A prominent Atlanta developer headed for bankruptcy court this week, casting uncertainty over two high-end Pinellas condo projects.
But those familiar with Tampa real estate say market forces, not Opus South's credit woes, will determine the fate of its Pinellas properties, which face different challenges.
Water's Edge, a $100 million high-rise in downtown Clearwater, sits nearly empty. Only 10 of 153 units have sold, a hefty drag on Clearwater's downtown market.
On St. Petersburg's waterfront, 400 Beach Drive is 80 percent sold, property records show. Prices have softened, but not collapsed, as they have in South Florida and at Tampa's Channelside.
The Opus Group, based in Minneapolis, develops office, commercial and institutional projects all over the county. Its Opus South subsidiary has built high-end Florida condos, including St. Petersburg's Park Shore Place, which is sold out.
Opus stopped initiating condo projects two years ago because of the economic slowdown, spokeswoman Winston Hewett said, "but no one anticipated that we would see an absolute shutdown of the capital and refinancing markets."
When loans came due on projects already in the pipeline, Opus could not refinance, she said. It now owes $324 million in past-due loans.
Water's Edge, the tallest building in downtown Clearwater, took a big bite of that. It has stunning water views, upscale amenities and virtually no residents.
By January 2008, Opus had contracts and down payments for 109 of the 153 units. Then disaster: A legal glitch voided all contracts. With the condo market slumping, buyers took their deposits and walked.
Since Water's Edge opened in September, only 10 condos have sold; the average unit costs $750,000.
It's too early to tell what will happen with the property, Hewett said. But Opus intends to leave the condo market.

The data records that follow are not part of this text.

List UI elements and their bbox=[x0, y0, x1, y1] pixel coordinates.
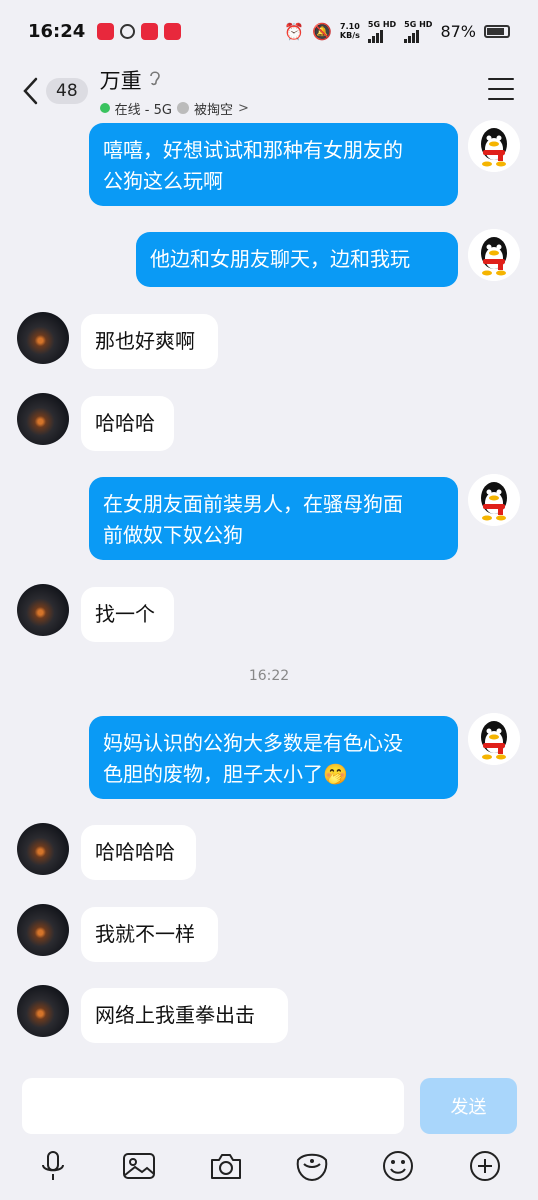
microphone-icon[interactable] bbox=[33, 1146, 73, 1186]
emoji-icon[interactable] bbox=[378, 1146, 418, 1186]
image-icon[interactable] bbox=[119, 1146, 159, 1186]
mute-icon: 🔕 bbox=[312, 21, 332, 41]
hamburger-icon bbox=[488, 78, 514, 80]
app-notification-icon bbox=[141, 22, 159, 40]
contact-avatar[interactable] bbox=[17, 985, 69, 1037]
penguin-avatar-icon bbox=[468, 474, 520, 526]
status-bar: 16:24 ⏰ 🔕 7.10 KB/s 5G HD 5G HD 87% bbox=[0, 0, 538, 62]
send-button[interactable]: 发送 bbox=[420, 1078, 517, 1134]
poke-avatar-icon bbox=[176, 102, 189, 114]
contact-info[interactable]: 万重 在线 - 5G 被掏空 > bbox=[99, 65, 249, 118]
camera-icon[interactable] bbox=[206, 1146, 246, 1186]
contact-name: 万重 bbox=[99, 68, 142, 93]
message-bubble-outgoing[interactable]: 他边和女朋友聊天，边和我玩 bbox=[136, 232, 458, 287]
message-bubble-incoming[interactable]: 哈哈哈哈 bbox=[81, 825, 196, 880]
contact-avatar[interactable] bbox=[17, 904, 69, 956]
my-avatar[interactable] bbox=[468, 713, 520, 765]
message-bubble-incoming[interactable]: 哈哈哈 bbox=[81, 396, 174, 451]
penguin-avatar-icon bbox=[468, 229, 520, 281]
penguin-avatar-icon bbox=[468, 120, 520, 172]
composer-toolbar bbox=[0, 1146, 538, 1186]
chevron-left-icon bbox=[23, 77, 38, 105]
plus-icon[interactable] bbox=[465, 1146, 505, 1186]
sim1-signal: 5G HD bbox=[367, 20, 396, 43]
app-notification-icon bbox=[164, 22, 182, 40]
contact-avatar[interactable] bbox=[17, 584, 69, 636]
message-bubble-incoming[interactable]: 我就不一样 bbox=[81, 907, 218, 962]
message-input[interactable] bbox=[22, 1078, 404, 1134]
alarm-icon: ⏰ bbox=[284, 21, 304, 41]
ear-icon bbox=[148, 69, 162, 91]
contact-status: 在线 - 5G 被掏空 > bbox=[99, 99, 249, 118]
status-time: 16:24 bbox=[28, 20, 86, 42]
back-button[interactable] bbox=[10, 66, 50, 116]
message-bubble-incoming[interactable]: 找一个 bbox=[81, 587, 174, 642]
signal-icon bbox=[404, 29, 432, 43]
red-packet-icon[interactable] bbox=[292, 1146, 332, 1186]
message-bubble-incoming[interactable]: 那也好爽啊 bbox=[81, 314, 218, 369]
poke-status-text: 被掏空 bbox=[193, 102, 233, 118]
battery-percent: 87% bbox=[440, 21, 476, 41]
contact-avatar[interactable] bbox=[17, 393, 69, 445]
net-speed: 7.10 KB/s bbox=[339, 22, 360, 40]
contact-avatar[interactable] bbox=[17, 312, 69, 364]
unread-count-badge[interactable]: 48 bbox=[46, 78, 88, 104]
menu-button[interactable] bbox=[488, 78, 514, 100]
message-composer: 发送 bbox=[0, 1066, 538, 1200]
sim2-signal: 5G HD bbox=[404, 20, 432, 43]
message-bubble-outgoing[interactable]: 嘻嘻，好想试试和那种有女朋友的 公狗这么玩啊 bbox=[89, 123, 458, 206]
app-notification-icon bbox=[97, 22, 115, 40]
contact-avatar[interactable] bbox=[17, 823, 69, 875]
notification-icons bbox=[97, 22, 182, 40]
signal-icon bbox=[367, 29, 396, 43]
my-avatar[interactable] bbox=[468, 120, 520, 172]
battery-icon bbox=[484, 24, 510, 38]
status-right: ⏰ 🔕 7.10 KB/s 5G HD 5G HD 87% bbox=[284, 20, 510, 43]
penguin-avatar-icon bbox=[468, 713, 520, 765]
my-avatar[interactable] bbox=[468, 229, 520, 281]
message-bubble-outgoing[interactable]: 妈妈认识的公狗大多数是有色心没 色胆的废物，胆子太小了🤭 bbox=[89, 716, 458, 799]
chat-header: 48 万重 在线 - 5G 被掏空 > bbox=[0, 62, 538, 120]
online-status-icon bbox=[99, 103, 110, 113]
message-bubble-incoming[interactable]: 网络上我重拳出击 bbox=[81, 988, 288, 1043]
my-avatar[interactable] bbox=[468, 474, 520, 526]
hotspot-icon bbox=[120, 23, 136, 39]
chevron-right-icon: > bbox=[237, 100, 249, 116]
chat-timestamp: 16:22 bbox=[248, 668, 290, 684]
online-status-text: 在线 - 5G bbox=[114, 102, 172, 118]
message-bubble-outgoing[interactable]: 在女朋友面前装男人，在骚母狗面 前做奴下奴公狗 bbox=[89, 477, 458, 560]
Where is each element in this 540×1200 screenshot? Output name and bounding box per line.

"It'll be like every other property the bank takes over," said Clearwater developer Guy Bonneville. "They'll auction it off, sell it for what they can get, and get it off their books."
If that happens, it could shake up Clearwater's condo market. A neighboring high-rise, Station Square, is also largely empty and is putting units up for rent.
Bonneville is building a condo tower called the Strand at Clearwater Centre. He now plans to slow down construction and not open until late 2010, hoping for an economic rebound.
In St. Petersburg, Opus South has sold all but 19 of 400 Beach Drive's 93 units.
The most recent sale was last month, when a 3,306-square-foot condo went for $1.2 million. In June, a same-sized unit sold for $1.345 million.
A company run by Pinellas developer Jimmy Aviram is listing a 2,597-square-footer for sale at $995,000. His company bought it in December for $1,175 million, property records show.
Aviram could not be reached for comment, but Joel Cantor, who is finishing out Signature Place at the south end of Beach Drive, said his research shows that St. Petersburg's waterfront row condos are selling about 17 percent off their 2006 peak.
Signature has contracts for about 80 percent of its 244 units, Cantor said, with closings due to start in June.
This month, Signature announced a 25 percent discount off sale prices, which averaged $700,000, and has already sold eight new units.
The discount, which Cantor's lender will help underwrite by reducing his obligation, also applies to people who already signed contracts. That's to keep them from bolting, Cantor said.